I thought I overheard Miss Ravisham reply—though it seemed out of place—“So? You can stab him in the head after he produces all your albums later!”

“What do you play, boy?” asked Obscura of me.

“Nothing but thrash, I’m afraid,” I answered.

“Thrash him,” said Miss Ravisham. And so we climbed onstage, turned on the amps, and played “Ripping Corpse.”

It was then, as we went into some basic battle riff, that I noticed that the room had been stopped, the stage frozen in time. The water and beer in the bottles set carefully on the amps had long since gone stagnant and foul, or simply evaporated away. The backdrop behind us, though held down by new weights, had sagged and was filled with moth-eaten holes. The snare drum head was new and unbeaten, though its crawled with blotched spider and hung tendrils of dust. It dawned on me that this had been the site of Miss Ravisham’s band’s first show—a show that her band had failed to show up for.

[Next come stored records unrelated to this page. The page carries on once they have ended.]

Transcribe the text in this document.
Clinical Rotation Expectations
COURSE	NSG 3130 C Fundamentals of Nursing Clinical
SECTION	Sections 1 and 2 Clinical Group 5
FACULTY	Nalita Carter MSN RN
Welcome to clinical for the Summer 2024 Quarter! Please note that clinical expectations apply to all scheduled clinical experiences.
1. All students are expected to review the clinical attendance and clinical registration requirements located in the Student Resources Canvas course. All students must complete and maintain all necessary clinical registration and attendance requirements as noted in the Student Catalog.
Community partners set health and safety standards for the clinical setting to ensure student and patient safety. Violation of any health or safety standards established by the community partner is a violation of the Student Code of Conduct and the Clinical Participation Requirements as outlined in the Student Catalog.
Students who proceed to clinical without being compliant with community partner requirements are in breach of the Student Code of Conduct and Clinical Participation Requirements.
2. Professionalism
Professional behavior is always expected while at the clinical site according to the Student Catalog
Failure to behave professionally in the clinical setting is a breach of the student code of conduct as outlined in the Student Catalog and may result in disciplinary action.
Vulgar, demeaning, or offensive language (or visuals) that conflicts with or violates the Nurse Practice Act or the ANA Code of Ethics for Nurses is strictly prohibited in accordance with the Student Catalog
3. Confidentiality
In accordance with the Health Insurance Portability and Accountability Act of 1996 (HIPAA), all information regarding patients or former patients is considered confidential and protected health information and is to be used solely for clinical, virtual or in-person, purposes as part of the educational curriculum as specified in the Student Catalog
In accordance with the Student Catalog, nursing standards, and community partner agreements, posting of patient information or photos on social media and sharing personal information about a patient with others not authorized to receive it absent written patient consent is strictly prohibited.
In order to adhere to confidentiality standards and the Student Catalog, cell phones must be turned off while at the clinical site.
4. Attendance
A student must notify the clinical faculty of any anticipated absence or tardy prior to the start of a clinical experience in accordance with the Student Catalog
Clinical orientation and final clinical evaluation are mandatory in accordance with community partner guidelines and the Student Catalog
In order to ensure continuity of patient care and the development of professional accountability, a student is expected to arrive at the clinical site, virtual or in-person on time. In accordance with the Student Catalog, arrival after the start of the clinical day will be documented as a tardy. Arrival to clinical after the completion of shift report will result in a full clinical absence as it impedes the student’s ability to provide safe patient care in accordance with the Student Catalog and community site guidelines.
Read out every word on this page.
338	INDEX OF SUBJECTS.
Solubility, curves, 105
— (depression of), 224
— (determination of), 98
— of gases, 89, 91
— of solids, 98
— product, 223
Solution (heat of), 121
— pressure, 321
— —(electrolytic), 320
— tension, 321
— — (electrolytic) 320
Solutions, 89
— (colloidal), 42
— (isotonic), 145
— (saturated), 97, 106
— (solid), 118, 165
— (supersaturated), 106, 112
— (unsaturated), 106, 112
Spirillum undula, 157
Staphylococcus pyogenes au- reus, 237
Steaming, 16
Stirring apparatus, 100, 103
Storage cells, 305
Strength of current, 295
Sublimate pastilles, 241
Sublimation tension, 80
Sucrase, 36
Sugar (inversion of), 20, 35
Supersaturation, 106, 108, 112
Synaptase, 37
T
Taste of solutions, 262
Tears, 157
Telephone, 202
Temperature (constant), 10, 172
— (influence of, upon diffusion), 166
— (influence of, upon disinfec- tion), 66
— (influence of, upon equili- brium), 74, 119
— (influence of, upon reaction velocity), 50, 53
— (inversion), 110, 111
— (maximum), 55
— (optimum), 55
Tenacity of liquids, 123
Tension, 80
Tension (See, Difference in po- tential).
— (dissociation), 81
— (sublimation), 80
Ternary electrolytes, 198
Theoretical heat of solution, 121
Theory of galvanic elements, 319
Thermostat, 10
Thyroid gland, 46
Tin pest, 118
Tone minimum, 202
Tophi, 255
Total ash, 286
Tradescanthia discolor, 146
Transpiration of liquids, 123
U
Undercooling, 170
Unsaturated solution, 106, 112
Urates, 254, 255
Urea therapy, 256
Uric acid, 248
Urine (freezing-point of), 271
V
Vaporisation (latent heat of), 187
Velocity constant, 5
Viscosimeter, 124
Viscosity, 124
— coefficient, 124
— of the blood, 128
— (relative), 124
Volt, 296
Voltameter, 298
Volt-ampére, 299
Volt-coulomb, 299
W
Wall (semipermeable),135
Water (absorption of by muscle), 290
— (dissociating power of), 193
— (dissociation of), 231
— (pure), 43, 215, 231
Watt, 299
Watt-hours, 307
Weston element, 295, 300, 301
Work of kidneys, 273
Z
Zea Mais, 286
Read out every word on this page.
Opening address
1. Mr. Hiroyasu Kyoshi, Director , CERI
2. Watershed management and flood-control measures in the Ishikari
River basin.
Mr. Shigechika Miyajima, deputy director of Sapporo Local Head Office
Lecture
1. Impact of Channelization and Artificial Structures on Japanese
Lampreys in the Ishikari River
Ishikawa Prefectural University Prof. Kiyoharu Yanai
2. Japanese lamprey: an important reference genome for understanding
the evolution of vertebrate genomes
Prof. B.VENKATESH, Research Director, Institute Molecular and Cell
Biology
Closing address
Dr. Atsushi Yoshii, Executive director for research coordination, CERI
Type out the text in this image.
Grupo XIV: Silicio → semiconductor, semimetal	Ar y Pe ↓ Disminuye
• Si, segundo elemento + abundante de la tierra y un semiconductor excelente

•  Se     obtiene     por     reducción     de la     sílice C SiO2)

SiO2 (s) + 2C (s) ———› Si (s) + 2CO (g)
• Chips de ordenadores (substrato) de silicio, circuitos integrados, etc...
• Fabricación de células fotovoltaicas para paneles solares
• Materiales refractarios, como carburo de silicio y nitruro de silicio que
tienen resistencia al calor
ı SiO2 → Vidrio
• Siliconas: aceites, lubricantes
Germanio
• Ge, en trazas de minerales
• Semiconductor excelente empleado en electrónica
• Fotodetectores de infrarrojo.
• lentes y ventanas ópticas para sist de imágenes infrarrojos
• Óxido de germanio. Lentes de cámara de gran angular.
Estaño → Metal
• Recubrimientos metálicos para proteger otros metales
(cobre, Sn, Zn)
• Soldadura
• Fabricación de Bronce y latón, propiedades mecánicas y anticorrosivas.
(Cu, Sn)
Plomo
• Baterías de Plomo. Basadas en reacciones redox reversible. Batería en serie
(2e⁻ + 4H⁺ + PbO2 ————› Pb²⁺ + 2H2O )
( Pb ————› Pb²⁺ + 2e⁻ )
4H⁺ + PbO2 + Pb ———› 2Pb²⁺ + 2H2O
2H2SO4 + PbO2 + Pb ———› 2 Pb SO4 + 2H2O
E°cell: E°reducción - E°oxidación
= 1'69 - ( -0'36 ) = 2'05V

“He plays riffs like some teenage mall-rat, this boy!” cried Obscura when our first song was through. “And his hands are so soft! And his pants are so baggy!” And she denounced me as a stupid, gay, false hipster-ass poser.

“You say nothing to her,” said Miss Ravisham to me, with Obscura staring right at us, “though she treats you like a bitch. Why?”

“I don’t wish to say,” I stammered, but Miss Ravisham lowered her ear so that I might whisper into it. “I think she is very proud.”

“Anything else?” she said.

“I think she doesn’t know what the fuck she’s talking about, and needs to listen to some fucking Possessed before saying that shit to me,” I whispered (She was looking at me then with a supreme sneer).

“Anything else?” she said.

“I think that kind of elitism is what’s going to destroy the scene,” I whispered.

“And so you wish to never see her again?” asked the old woman.

“…I do not know,” I said. “Something about that is extremely cool. But for now, I wish to complain about it on a message board.”

She smiled. “You will flame yet. Obscura, go and bring him down something.”

When I went to follow the girl, she put a hand to my chest and made me wait. She then presented me with a slice of bologna on hand—what I’ve heard spoken of as ‘loser’s lunch’—and a tiny mug of flat Rolling Rock, averting her eyes as I took it, as though I were a dog.

At the time, I was so spurned, humiliated, degraded, that I could not bear to face her. But as I left that dreadful house and my new playmate that day, I felt drawn back to her, to my Obscura. It was as though that abuse and pride that she’d displayed to me were rites to enter into a kind of cult, or even kvlt with a ‘K’ and ‘V’, to which I’d be honored to enter. And so, as I walked away from Helvete House, I made a promise to myself to return and improve, so that I might ascend to her level of sonic darkness and personal snobbery.

Blasphemoth Christraper was still years away, to be sure. But on that day, Pip died, and it was a glory befitting of only one as truly diabolical as myself.